Love blossoms when we can bring 'Lili' to life

This is being written just after Celena and I have returned home from viewing The Danish Girl. A film loosely inspired by the lives of Danish artists Lili Elbe and Gerda Wegener, this film is deeply moving and inspiring. It captures the struggles of this couple as they come to realise that Einar Wegener, the husband in the relationship, wants to become a woman. As the movie unfolds, Lili comes to life, both literally and metaphorically, ultimately undergoing what was, for the era (the 1920s), groundbreaking transgender surgery.

By rights, this is not a movie I should have liked. The subject matter is quite foreign to me, dealing with matters and a struggle I have only encountered in perhaps one solitary relationship in my life...that I am aware of. And while I am sure the depiction on the big screen has been brought to life with a healthy dose of poetic license, I found myself strangely drawn to the turmoil of Einar and the loyalty displayed by his wife, Gerda.
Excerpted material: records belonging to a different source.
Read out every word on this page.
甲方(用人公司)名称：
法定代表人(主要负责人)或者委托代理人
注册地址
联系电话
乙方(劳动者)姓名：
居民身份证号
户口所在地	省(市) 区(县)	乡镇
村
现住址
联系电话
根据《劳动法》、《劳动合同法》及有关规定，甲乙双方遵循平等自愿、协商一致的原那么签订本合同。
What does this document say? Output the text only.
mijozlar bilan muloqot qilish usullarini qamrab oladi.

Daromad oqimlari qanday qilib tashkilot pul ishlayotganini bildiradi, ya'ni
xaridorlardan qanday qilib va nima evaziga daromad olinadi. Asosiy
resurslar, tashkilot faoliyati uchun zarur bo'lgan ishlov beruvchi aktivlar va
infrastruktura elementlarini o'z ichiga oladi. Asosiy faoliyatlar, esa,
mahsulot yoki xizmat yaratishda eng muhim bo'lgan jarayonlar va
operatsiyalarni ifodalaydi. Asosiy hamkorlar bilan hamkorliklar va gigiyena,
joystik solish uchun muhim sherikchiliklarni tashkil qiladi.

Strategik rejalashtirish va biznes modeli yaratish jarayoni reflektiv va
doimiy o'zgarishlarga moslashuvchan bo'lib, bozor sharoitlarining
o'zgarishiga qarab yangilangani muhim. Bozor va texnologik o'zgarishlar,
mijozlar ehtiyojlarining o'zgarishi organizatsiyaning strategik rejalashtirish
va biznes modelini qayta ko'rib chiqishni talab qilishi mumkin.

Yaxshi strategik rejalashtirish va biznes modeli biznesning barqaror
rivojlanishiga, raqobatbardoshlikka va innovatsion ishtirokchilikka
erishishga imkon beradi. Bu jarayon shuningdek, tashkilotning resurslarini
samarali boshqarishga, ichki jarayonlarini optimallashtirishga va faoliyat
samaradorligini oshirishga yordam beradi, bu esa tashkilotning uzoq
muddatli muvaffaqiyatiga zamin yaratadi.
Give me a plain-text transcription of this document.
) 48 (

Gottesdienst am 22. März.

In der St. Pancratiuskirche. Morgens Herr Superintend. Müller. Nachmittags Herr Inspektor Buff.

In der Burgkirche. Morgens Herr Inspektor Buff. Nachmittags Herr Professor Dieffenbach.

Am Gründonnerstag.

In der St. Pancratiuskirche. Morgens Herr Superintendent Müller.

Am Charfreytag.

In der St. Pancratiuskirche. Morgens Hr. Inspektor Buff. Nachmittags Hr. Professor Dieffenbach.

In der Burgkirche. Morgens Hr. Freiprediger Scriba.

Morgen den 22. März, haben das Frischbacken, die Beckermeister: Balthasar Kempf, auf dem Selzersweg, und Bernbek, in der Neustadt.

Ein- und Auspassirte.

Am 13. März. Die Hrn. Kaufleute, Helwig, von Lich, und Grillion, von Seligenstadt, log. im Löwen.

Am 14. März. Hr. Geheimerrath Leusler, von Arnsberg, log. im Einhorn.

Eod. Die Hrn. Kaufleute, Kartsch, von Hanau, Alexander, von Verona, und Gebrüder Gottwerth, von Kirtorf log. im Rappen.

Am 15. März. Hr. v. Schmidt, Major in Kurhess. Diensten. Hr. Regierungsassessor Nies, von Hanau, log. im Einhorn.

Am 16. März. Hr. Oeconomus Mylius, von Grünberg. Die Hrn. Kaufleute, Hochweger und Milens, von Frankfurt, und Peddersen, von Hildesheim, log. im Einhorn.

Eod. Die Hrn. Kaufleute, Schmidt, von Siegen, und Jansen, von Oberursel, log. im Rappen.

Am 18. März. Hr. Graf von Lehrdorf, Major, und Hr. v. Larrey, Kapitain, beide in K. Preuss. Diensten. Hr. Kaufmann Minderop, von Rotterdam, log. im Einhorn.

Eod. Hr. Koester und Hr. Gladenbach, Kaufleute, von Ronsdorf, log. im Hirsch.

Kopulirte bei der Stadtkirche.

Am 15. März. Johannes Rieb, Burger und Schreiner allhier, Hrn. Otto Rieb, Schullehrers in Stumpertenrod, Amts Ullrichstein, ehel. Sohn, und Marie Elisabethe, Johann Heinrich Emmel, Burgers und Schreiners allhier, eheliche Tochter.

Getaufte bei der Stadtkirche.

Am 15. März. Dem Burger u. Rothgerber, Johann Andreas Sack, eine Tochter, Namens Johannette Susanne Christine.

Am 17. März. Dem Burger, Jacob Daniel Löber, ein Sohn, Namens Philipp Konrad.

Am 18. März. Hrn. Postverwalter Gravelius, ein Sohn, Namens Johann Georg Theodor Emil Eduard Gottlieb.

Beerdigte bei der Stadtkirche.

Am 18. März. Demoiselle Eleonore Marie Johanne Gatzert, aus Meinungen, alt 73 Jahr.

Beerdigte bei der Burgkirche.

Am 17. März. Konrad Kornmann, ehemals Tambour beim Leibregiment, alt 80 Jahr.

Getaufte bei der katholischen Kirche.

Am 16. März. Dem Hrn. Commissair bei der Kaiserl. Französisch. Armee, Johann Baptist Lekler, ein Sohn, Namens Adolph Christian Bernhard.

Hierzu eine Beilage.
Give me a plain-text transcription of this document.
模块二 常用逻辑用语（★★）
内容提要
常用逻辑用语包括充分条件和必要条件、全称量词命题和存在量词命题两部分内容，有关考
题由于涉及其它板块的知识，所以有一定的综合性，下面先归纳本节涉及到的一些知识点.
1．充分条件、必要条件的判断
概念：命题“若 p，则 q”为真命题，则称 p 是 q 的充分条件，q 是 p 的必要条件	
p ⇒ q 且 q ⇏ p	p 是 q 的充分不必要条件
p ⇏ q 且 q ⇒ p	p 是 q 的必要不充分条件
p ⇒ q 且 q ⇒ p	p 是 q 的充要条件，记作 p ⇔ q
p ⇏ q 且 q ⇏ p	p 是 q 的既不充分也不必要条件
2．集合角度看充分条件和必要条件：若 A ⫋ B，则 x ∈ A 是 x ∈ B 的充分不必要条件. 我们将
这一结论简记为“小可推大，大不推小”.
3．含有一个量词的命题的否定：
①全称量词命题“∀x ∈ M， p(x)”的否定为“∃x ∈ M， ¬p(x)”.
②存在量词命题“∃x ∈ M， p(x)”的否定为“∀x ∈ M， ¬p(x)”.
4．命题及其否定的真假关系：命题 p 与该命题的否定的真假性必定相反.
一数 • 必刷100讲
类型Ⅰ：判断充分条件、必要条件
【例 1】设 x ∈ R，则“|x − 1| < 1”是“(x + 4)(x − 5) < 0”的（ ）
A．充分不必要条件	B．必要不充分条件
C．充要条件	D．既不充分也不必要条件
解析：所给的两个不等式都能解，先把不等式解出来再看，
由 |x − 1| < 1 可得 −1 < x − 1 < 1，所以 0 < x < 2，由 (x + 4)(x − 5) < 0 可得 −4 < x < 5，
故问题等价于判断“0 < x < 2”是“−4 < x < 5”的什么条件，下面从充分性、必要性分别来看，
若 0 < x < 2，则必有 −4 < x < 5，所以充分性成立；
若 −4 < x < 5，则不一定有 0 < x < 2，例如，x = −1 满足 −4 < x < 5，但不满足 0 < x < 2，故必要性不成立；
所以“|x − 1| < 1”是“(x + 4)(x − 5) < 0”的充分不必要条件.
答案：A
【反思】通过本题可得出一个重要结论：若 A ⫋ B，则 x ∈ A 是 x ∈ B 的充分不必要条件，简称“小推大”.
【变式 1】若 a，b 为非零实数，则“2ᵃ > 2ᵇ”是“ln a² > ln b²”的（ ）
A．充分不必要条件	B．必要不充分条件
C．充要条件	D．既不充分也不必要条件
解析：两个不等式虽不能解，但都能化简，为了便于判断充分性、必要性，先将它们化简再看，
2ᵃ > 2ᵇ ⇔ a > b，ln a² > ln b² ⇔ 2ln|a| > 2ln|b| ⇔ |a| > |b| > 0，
Let me be clear: I am not intimating that I want to become a woman. But is it not possible that we all have an inner "Lili"? Don't each of us have something inside that needs to be given a voice, an inner truth that, no matter how much we try, cannot be suppressed or ignored? We may not need to dress it up in the clothes of the opposite sex, or undergo radical surgery to, finally, feel complete and whole but isn't there something crying out to be given expression?

Go to any gym and you see people wanting to sculpt their bodies. Enter any church or temple and you will find those with their eyes turned to the heavens, seeking divine intervention for some transformation in circumstances. Wander the campus of a university, the classrooms of a school, the corridors of a parliament - are these places not graced by individuals looking to advance in intellect and enquiry, hoping to give themselves a chance to make a difference in their life and the world at large?

Such comparisons are not to downplay the struggle of those who are undergoing a more personal journey or who may start out in one lifestyle but then feel compelled to enter another. Nor is it my intention to downplay the angst experienced by those forced to watch on, as this journey to wholeness unfolds. Part of the beauty of The Danish Girl is that it brings to light the sadness of Gerda, as she comes to terms with having to let go of the man she loved as her husband. For as Einar shares in one of many poignant moments between them: "I think Lily's thoughts, I dream her dreams. She was always there." 

In the end, I think the real power of The Danish Girl lies in its affirmation of the importance of self-sacrifice. We may very well have an inner flower that we want to see blossom but we also know that, sometimes, we have to make sacrifices for those we love, and those who love us. Gerda, knowing the cost, does more than just paint and sketch her husband dressed as Lili - she makes the ultimate sacrifice by letting go of Einar.

And in her doing that, Lili is able to profess a love that defies boundaries and labels and social mores. As she tells Gerda: "I love you, because you are the only person who made sense of me. And made me, possible."